Directed by Terence Fisher, The Phantom Of The Opera is as lavish and baroque as you'd expect, at times. The main opera being performed is all about the life of Joan Of Arc and the sets and design are both wonderfully theatrical and also nicely settled within a typical Hammer budget. In fact, there are only a few sets used in the movie, or it at least seems that way, but each one is so carefully put together and made into such a nice showpiece that the relatively small scale of the production is covered up, and even turned into an asset.

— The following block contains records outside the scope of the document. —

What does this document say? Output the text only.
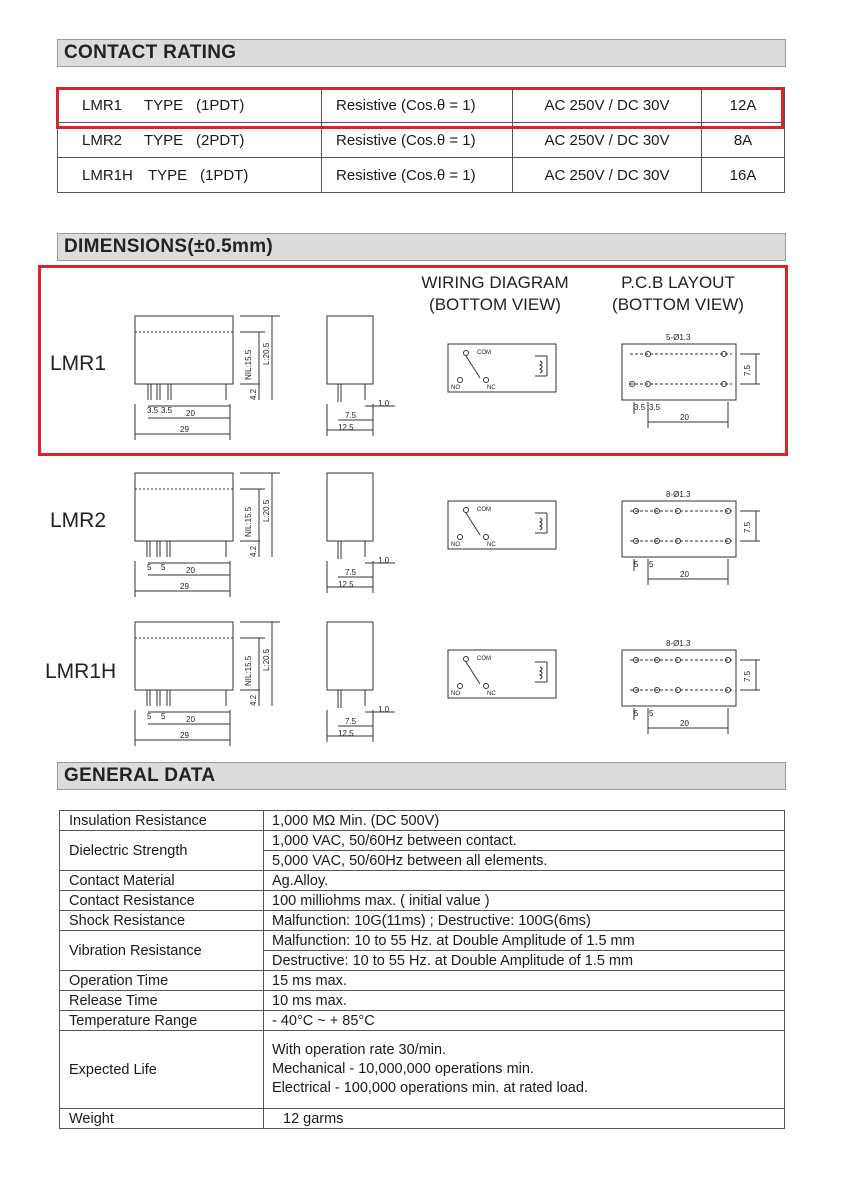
CONTACT RATING
LMR1 TYPE (1PDT)	Resistive (Cos.θ = 1)	AC 250V / DC 30V	12A
LMR2 TYPE (2PDT)	Resistive (Cos.θ = 1)	AC 250V / DC 30V	8A
LMR1H TYPE (1PDT)	Resistive (Cos.θ = 1)	AC 250V / DC 30V	16A
DIMENSIONS(±0.5mm)
WIRING DIAGRAM
(BOTTOM VIEW)
P.C.B LAYOUT
(BOTTOM VIEW)
LMR1
LMR2
LMR1H
NIL:15.5 L:20.5
4.2
3.5 3.5 20
29
7.5
12.5
1.0
COM
NO	NC
5-Ø1.3
7.5
3.5 3.5
20
NIL:15.5 L:20.5
4.2
5 5	20
29
7.5
12.5
1.0
COM
NO	NC
8-Ø1.3
7.5
5 5
20
NIL:15.5 L:20.5
4.2
5 5	20
29
7.5
12.5
1.0
COM
NO	NC
8-Ø1.3
7.5
5 5
20
GENERAL DATA
Insulation Resistance	1,000 MΩ Min. (DC 500V)
Dielectric Strength	1,000 VAC, 50/60Hz between contact.
	5,000 VAC, 50/60Hz between all elements.
Contact Material	Ag.Alloy.
Contact Resistance	100 milliohms max. ( initial value )
Shock Resistance	Malfunction: 10G(11ms) ; Destructive: 100G(6ms)
Vibration Resistance	Malfunction: 10 to 55 Hz. at Double Amplitude of 1.5 mm
	Destructive: 10 to 55 Hz. at Double Amplitude of 1.5 mm
Operation Time	15 ms max.
Release Time	10 ms max.
Temperature Range	- 40°C ~ + 85°C
Expected Life	With operation rate 30/min.
Mechanical - 10,000,000 operations min.
Electrical - 100,000 operations min. at rated load.

Weight	12 garms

The script by Anthony Hinds takes the classic tale and adds some nice twists to it, making it fresh while never betraying the essence of the material. This has never been my favourite of the beloved horror classics and, personally, I enjoyed the changes that were made. Perhaps the fact that this is overlooked so often tells me hat other Phantom fans didn't like the changes as much as I did.

Sears is fine in the role of Christine, and de Souza is an okay leading man, but this movie belongs to two men, Lom and Gough. The former gives a great physical performance, and also does sterling work in a pre-Phantom flashback sequence that reveals the backstory of the character and the cause of his rage, while the latter has so much fun being nasty to everyone around him that this ends up being one of his best roles. Michael Ripper has a VERY small role (billed, I believe, as Cabbie #1) and Patrick Troughton steals his main scene, playing a callous and carefree ratcatcher.

Give this one a go sometime, especially if you've forgotten about it while catching other interpretations of the story. You might just end up liking it as much as I did.